El admitir un error es el derrotero prudente porque edifica en nosotros fortaleza y respeto de nosotros mismos. El no hacerlo es muestra de cobardía, y sirve para debilitarnos moralmente, haciendo probable el que continuemos cometiendo el mismo error.

Además, el admitir un error es el derrotero prudente porque mejora las relaciones con otros. Cuando rehusamos admitir que hemos cometido un error, ultrajamos el juicio de otros; y éstos llegarán a la conclusión de que o somos demasiado orgullosos, faltos de honradez, o demasiado estúpidos para reconocer que hemos cometido un error... todo lo cual bien puede levantar una barrera entre nosotros y los que nos rodean. Además, si estamos dispuestos a admitir que cometimos un error nos hallaremos más dispuestos a compadecernos de otros cuando cometen errores.

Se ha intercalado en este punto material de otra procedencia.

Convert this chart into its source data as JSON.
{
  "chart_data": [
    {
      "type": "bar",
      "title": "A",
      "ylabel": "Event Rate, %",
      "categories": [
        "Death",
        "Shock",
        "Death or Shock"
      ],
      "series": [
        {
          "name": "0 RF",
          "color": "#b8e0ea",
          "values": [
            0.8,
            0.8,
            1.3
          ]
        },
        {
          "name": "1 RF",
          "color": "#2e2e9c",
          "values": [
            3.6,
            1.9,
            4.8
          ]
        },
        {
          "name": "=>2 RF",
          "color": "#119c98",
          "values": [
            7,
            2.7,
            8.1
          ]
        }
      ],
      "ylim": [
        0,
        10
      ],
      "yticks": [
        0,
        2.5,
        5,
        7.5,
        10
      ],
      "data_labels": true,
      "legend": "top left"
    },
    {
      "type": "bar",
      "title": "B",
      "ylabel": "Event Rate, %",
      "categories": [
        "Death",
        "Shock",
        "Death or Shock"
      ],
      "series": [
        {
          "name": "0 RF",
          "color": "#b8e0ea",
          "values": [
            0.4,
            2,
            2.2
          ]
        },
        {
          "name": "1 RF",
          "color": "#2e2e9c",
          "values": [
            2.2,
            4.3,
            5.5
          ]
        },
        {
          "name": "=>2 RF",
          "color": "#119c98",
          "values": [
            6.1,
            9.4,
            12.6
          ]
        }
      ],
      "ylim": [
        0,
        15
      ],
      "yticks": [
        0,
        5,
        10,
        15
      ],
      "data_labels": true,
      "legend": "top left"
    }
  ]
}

Lo más importante de todo, el admitir un error mantendrá en buenas condiciones nuestras relaciones con nuestro Creador. Así el rey David, mediante repetida y rápidamente reconocer sus errores, retuvo buenas relaciones con su Dios. Sin embargo, el rey Saúl fue renuente a admitir sus pecados; prefirió dar excusas, y fue rechazado.

Sí, además del hecho de que el admitir el haber cometido un error es lo honrado, es también el derrotero de la prudencia. Nos ayuda a mantenernos humildes. También nos ayuda a mantener el respeto a nosotros mismos y mejora nuestras relaciones con otros.